Important questions are not being addressed between the college’s board of governors and management at meetings, one governor wrote in an anonymous self-evaluation filed in the agenda during its meeting June 12.
“My concern is that management and the executive committee chose (sic) to bring forward the ‘good news stories’ to the board while concerns are quietly discussed and brought to the board only when absolutely necessary,” the governor wrote, citing the failed Saudi Arabia campus as an example.
The board member was referring to the college’s decision to withdraw from its money-losing Saudi Arabia operations in Jazan last year. In the 2017 fiscal year alone, the college lost $4.8 million. The losses were made up from reserve funds.
The evaluation, which only 10 out of 16 governors filled out, offers a look at how the board perceives its own effectiveness.
The majority of governors had positive things to say, although there were some outliers.
One governor – it is unknown whom – wrote they disagreed that the board shows leadership in “living” the code of conduct. The rest agreed or strongly agreed.
Someone also disagreed that the board holds management accountable for results and meeting commitments, which is one of the board’s key responsibilities. Another two neither agreed nor disagreed and the remaining seven either agreed or strongly agreed.
Most agreed that the board effectively evaluates President Cheryl Jensen’s performance through its executive committee, although three indicated a neutral position.
Governors were split on whether pulling out of Saudi Arabia or drawing up a new strategic plan was their most important achievement of the year.
As for what can be done to improve, governors had a wider variety of thoughts.
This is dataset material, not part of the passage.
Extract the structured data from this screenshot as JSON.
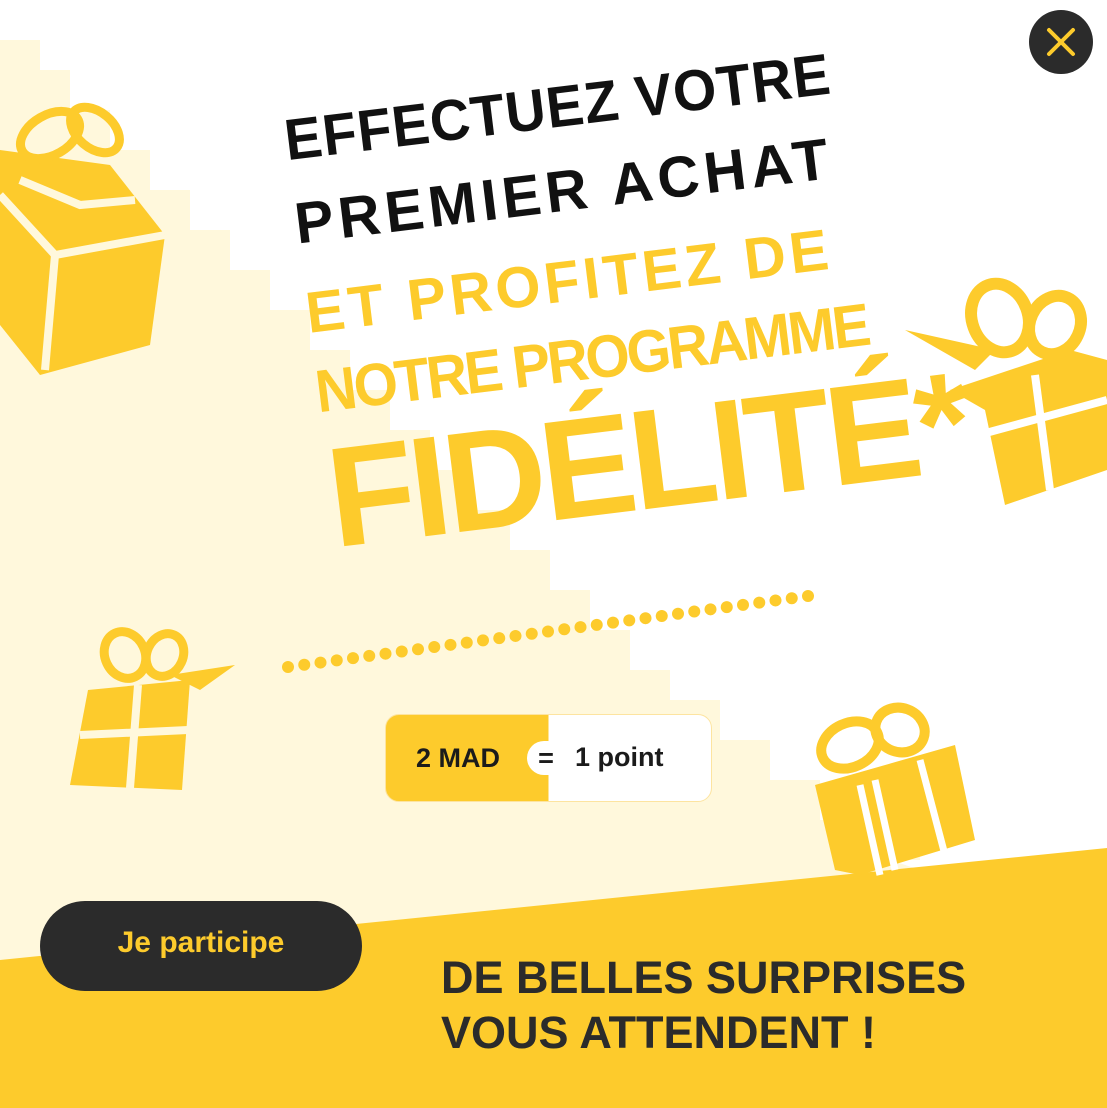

Some suggested more discussion among governors, with one describing BOG meetings as “a question and answer with management” rather than deliberation among the board.
Another suggested better summaries of the information that’s presented to the board, as well as a reduced number of attendees. One said more should be done to hold management accountable, citing the Saudi campus as well as a recent $500,000 accounting oversight.